When water can fall from the sky, be put in storage tanks and from there be delivered via your tap clean and drinkable, thanks to ozonation at the point of use, that is clearly a positive development.

But the potential of localised water cleaning goes a lot further. When an area – especially an area with limited drainage or unreliable water supply – is flooded, there’s undrinkable water everywhere. What can you do with it? Boil it? Not if cookers and stoves are out of action. In some parts of the world there may be no electricity in any case and starting a fire may be impossible.

In both cases local inhabitants may be left in the strange position of receiving clean water delivered by waterborne vessels, or trucks or, aircraft, to affected areas.

What do you do? You need a system to make the water drinkable that doesn’t rely on power, doesn’t need a vast infrastructure and is quickly and easily installed. For peace of mind you will also want to have access to sensors that prove to yourself (and everyone else) that the water is safe.

Once upon a time, had you suggested ozonation you would have been laughed at. Bulky, power-hungry systems complex to operate and impossible to store would not have been much use in delivering clean water in flood areas – and would have been too costly to justify in any case.

But the Aqua21 system has brought down cost, size and power use. You can now easily transport a module that can be attached to a hose or tap and make your water safe. You can also deploy our sensors to confirm that the water is drinkable.

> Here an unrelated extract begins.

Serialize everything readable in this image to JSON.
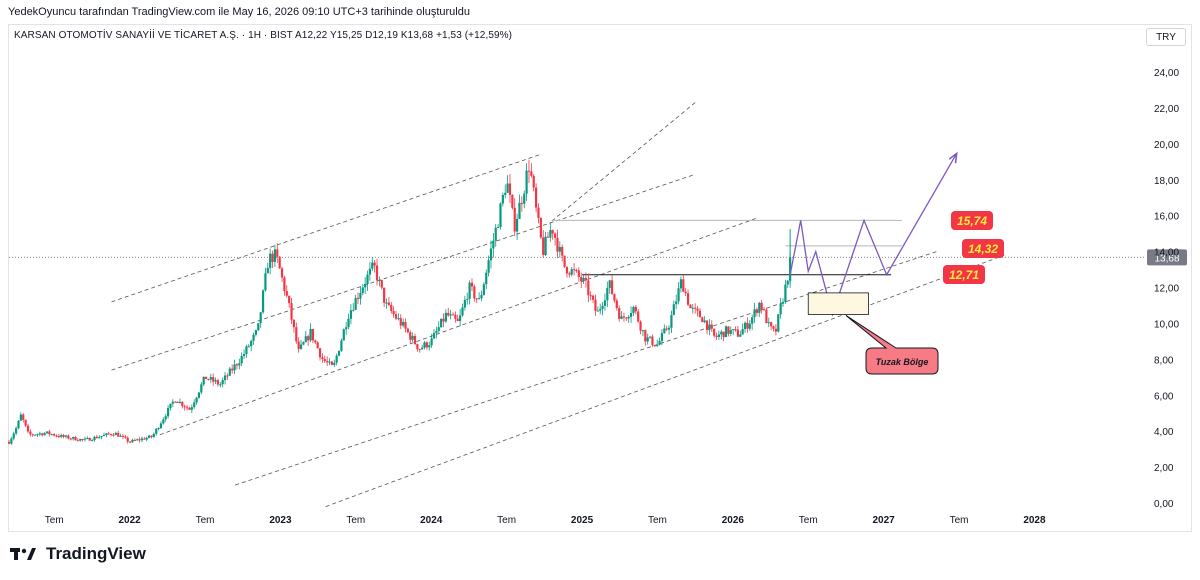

An Aqua21 system that is cheap and flexible enough to send to flooded areas and ensure a clean drinking water supply is still a little way off. And we can’t yet claim the production volume that would be needed. But if you calculate the potential economic effects of dealing with illness from dirty water supplies and paying to provide and deliver clean bottled water, it may become less fanciful to spend money on a relatively new water provision concept. The use of ozonation equipment to clean floodwater for drinking may be closer than you think.